The Startup process replays all WAL logs generated by the old primary node and generates the corresponding LogIndex data.
It confirms that the last checkpoint from the old primary node has completed on the Replica node, ensuring that checkpoint data is flushed to disk.
It waits for the LogIndex BGW process to enter the POLAR_BG_WAITING_RESET state.
It copies local data, such as the commit log (clog), from the Replica node to shared storage.
It resets the WAL Meta Queue memory space, reloads slot information from shared storage, and resets the LogIndex BGW replay offset to the minimum of its current offset and the consistency offset. This new offset becomes the starting point for the next replay by the LogIndex BGW process.
It sets the node role to primary and sets the LogIndex BGW state to POLAR_BG_ONLINE_PROMOTE. At this point, the cluster can serve read and write requests.

LogIndex BGW process

The LogIndex BGW process runs according to a state machine throughout its lifecycle. The following table describes the operations for each state.

State	Description
`POLAR_BG_WAITING_RESET`	The process state is reset. It notifies other processes that the state machine has changed.
`POLAR_BG_ONLINE_PROMOTE`	Reads LogIndex data, organizes and distributes replay tasks, and uses the parallel replay process group to replay WAL logs. The process must replay all LogIndex data before switching to another state. After replay, it advances the replay offset of the background replay process.
`POLAR_BG_REDO_NOT_START`	The replay task has ended.
`POLAR_BG_RO_BUF_REPLAYING`	Normal Replica running state. Reads LogIndex data, replays WAL logs in sequence, and advances the replay offset after each round.
`POLAR_BG_PARALLEL_REPLAYING`	Reads LogIndex data, organizes and distributes replay tasks, and uses the parallel replay process group to replay WAL logs. Advances the replay offset after each round.
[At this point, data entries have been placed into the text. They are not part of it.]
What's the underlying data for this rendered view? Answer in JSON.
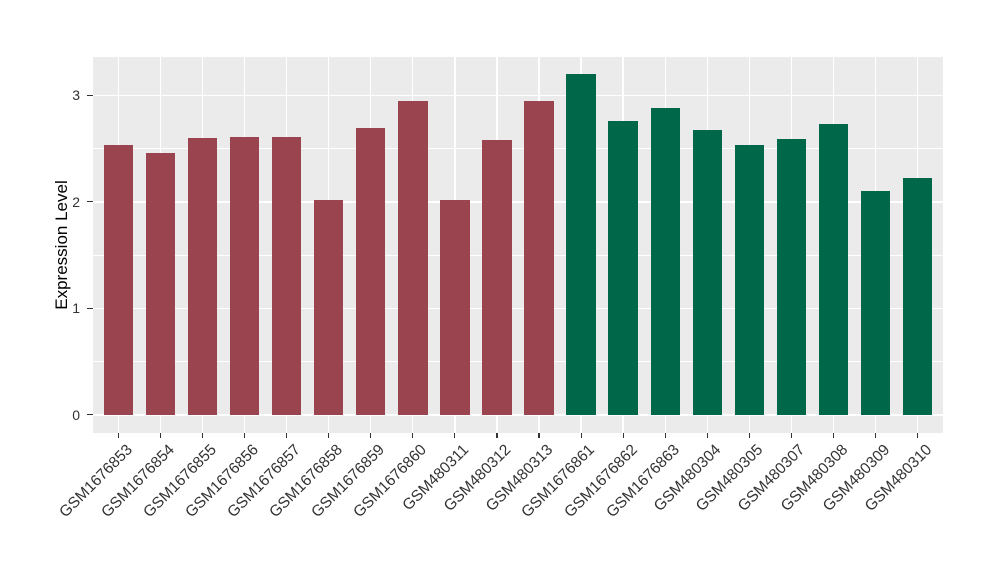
{
  "chart_data": {
    "type": "bar",
    "title": "",
    "xlabel": "",
    "ylabel": "Expression Level",
    "categories": [
      "GSM1676853",
      "GSM1676854",
      "GSM1676855",
      "GSM1676856",
      "GSM1676857",
      "GSM1676858",
      "GSM1676859",
      "GSM1676860",
      "GSM480311",
      "GSM480312",
      "GSM480313",
      "GSM1676861",
      "GSM1676862",
      "GSM1676863",
      "GSM480304",
      "GSM480305",
      "GSM480307",
      "GSM480308",
      "GSM480309",
      "GSM480310"
    ],
    "values": [
      2.53,
      2.46,
      2.6,
      2.61,
      2.61,
      2.02,
      2.69,
      2.95,
      2.02,
      2.58,
      2.95,
      3.2,
      2.76,
      2.88,
      2.67,
      2.53,
      2.59,
      2.73,
      2.1,
      2.22
    ],
    "colors": [
      "#9A4450",
      "#9A4450",
      "#9A4450",
      "#9A4450",
      "#9A4450",
      "#9A4450",
      "#9A4450",
      "#9A4450",
      "#9A4450",
      "#9A4450",
      "#9A4450",
      "#006748",
      "#006748",
      "#006748",
      "#006748",
      "#006748",
      "#006748",
      "#006748",
      "#006748",
      "#006748"
    ],
    "group_colors": {
      "maroon_group": "#9A4450",
      "green_group": "#006748"
    },
    "yticks": [
      0,
      1,
      2,
      3
    ],
    "yticks_minor": [
      0.5,
      1.5,
      2.5
    ],
    "ylim": [
      -0.17,
      3.36
    ],
    "legend": "none",
    "grid": true,
    "panel_bg": "#EBEBEB",
    "grid_color": "#FFFFFF",
    "axis_text_color": "#333333",
    "bar_width_fraction": 0.7
  }
}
After the LogIndex BGW process receives SIGUSR2 from the postmaster process, it runs the online promotion as follows:

It flushes all LogIndex data to disk and switches its state to POLAR_BG_WAITING_RESET.
It waits for the Startup process to switch the LogIndex BGW state to POLAR_BG_ONLINE_PROMOTE, then replays all WAL logs in sequence:
- Before promotion: the background replay process replays only pages in the buffer pool.
- During promotion: some pages from the old primary node may not have been flushed to disk. The background replay process replays all WAL logs in sequence and calls MarkBufferDirty to mark replayed pages as dirty, queuing them for flushing.
- After replay: it advances the replay offset and switches its state to POLAR_BG_REDO_NOT_START.
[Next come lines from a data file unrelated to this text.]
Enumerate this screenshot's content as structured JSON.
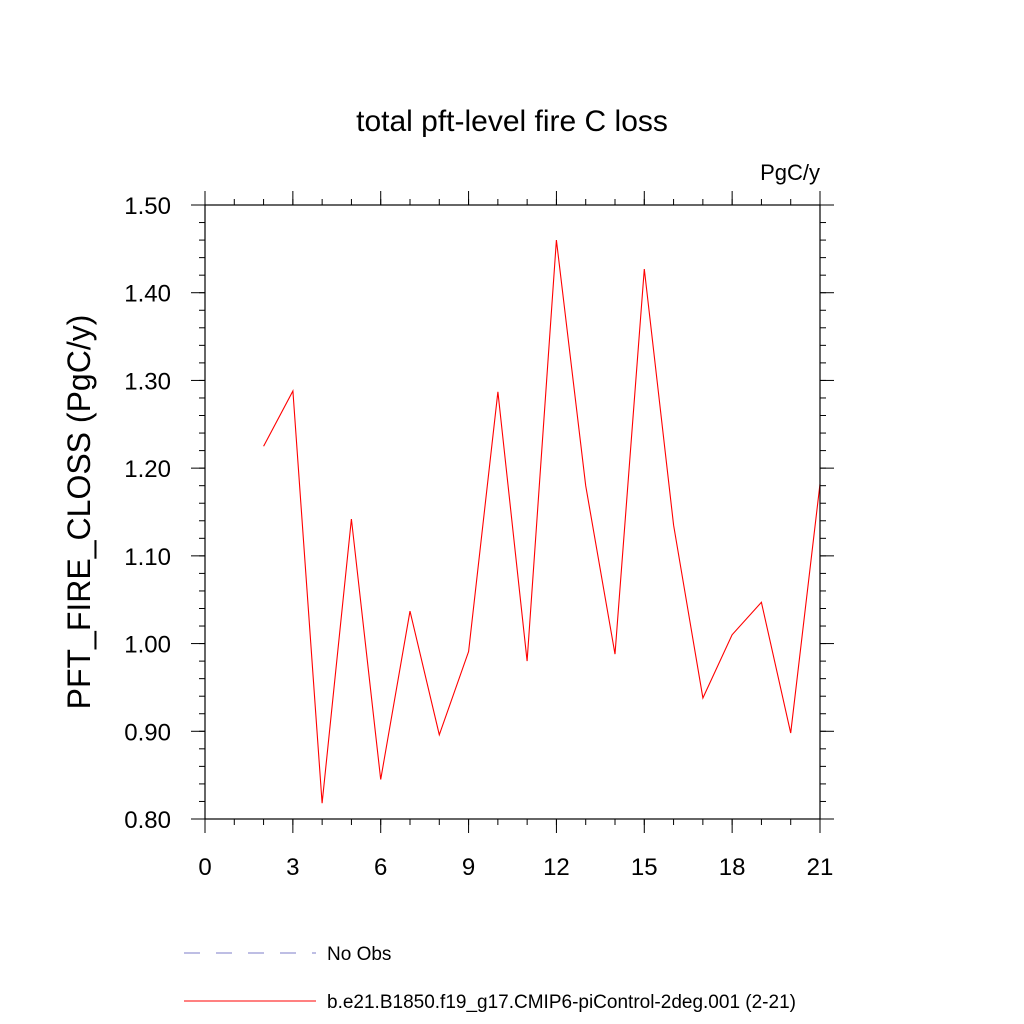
{
  "chart_data": {
    "type": "line",
    "title": "total pft-level fire C loss",
    "units": "PgC/y",
    "xlabel": "",
    "ylabel": "PFT_FIRE_CLOSS  (PgC/y)",
    "xlim": [
      0,
      21
    ],
    "ylim": [
      0.8,
      1.5
    ],
    "x_ticks": [
      0,
      3,
      6,
      9,
      12,
      15,
      18,
      21
    ],
    "x_tick_labels": [
      "0",
      "3",
      "6",
      "9",
      "12",
      "15",
      "18",
      "21"
    ],
    "y_ticks": [
      0.8,
      0.9,
      1.0,
      1.1,
      1.2,
      1.3,
      1.4,
      1.5
    ],
    "y_tick_labels": [
      "0.80",
      "0.90",
      "1.00",
      "1.10",
      "1.20",
      "1.30",
      "1.40",
      "1.50"
    ],
    "series": [
      {
        "name": "b.e21.B1850.f19_g17.CMIP6-piControl-2deg.001 (2-21)",
        "color": "#ff0000",
        "x": [
          2,
          3,
          4,
          5,
          6,
          7,
          8,
          9,
          10,
          11,
          12,
          13,
          14,
          15,
          16,
          17,
          18,
          19,
          20,
          21
        ],
        "values": [
          1.225,
          1.288,
          0.818,
          1.142,
          0.845,
          1.037,
          0.896,
          0.991,
          1.287,
          0.98,
          1.46,
          1.18,
          0.988,
          1.427,
          1.135,
          0.938,
          1.01,
          1.047,
          0.898,
          1.182
        ]
      }
    ],
    "legend": [
      {
        "label": "No Obs",
        "color": "#7d7dc8",
        "style": "dashed"
      },
      {
        "label": "b.e21.B1850.f19_g17.CMIP6-piControl-2deg.001 (2-21)",
        "color": "#ff0000",
        "style": "solid"
      }
    ]
  }
}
Dirty page flushing control

Each dirty page has an Oldest Log Sequence Number (LSN). This LSN is ordered in the FlushList and determines the consistency offset.

After promotion, both WAL replay and new write operations occur simultaneously. On a primary node, the current WAL insertion offset is used directly as the buffer's Oldest LSN. Applying this same approach on the newly promoted node could advance the consistency offset before all buffers with smaller LSNs are flushed to disk.
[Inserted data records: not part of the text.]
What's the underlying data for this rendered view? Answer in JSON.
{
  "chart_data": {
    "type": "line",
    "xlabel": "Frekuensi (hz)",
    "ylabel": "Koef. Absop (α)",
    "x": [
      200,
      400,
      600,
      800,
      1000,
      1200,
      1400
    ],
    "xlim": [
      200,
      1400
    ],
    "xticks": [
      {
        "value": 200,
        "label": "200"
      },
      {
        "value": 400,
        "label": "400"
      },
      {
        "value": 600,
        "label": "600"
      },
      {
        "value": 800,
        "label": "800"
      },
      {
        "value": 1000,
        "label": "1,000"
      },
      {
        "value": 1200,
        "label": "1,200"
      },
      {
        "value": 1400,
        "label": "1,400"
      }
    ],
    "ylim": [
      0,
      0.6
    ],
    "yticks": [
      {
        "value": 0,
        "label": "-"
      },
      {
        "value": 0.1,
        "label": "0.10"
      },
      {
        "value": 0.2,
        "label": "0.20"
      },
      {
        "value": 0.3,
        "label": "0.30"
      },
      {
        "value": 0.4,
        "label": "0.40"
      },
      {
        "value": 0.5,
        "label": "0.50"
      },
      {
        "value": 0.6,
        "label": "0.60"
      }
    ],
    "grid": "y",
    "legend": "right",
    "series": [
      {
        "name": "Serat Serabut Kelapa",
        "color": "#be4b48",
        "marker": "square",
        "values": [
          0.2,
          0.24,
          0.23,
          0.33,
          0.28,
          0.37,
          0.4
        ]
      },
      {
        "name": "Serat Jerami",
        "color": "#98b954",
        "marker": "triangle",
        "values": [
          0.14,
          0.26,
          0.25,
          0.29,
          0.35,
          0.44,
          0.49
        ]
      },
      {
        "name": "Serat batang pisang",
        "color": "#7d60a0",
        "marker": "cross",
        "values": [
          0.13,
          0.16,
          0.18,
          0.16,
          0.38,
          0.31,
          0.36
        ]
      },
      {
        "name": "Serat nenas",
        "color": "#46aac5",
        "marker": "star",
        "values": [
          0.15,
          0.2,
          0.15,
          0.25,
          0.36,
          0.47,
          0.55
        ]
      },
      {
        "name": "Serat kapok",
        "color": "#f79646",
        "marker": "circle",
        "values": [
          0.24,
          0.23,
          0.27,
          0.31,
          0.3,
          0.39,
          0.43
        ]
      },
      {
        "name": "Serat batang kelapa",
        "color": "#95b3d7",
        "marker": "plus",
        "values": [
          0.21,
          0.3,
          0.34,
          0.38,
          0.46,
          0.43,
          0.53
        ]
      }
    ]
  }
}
To avoid this, PolarDB for PostgreSQL handles two categories of dirty pages during online promotion:

Dirty pages created when replaying WAL logs from the old primary node.
Dirty pages created by new write operations on the new primary node.

In both cases, PolarDB for PostgreSQL sets the Oldest LSN to the replay offset advanced by the LogIndex BGW process. The consistency offset advances only after all buffers marked with the same Oldest LSN are flushed to disk.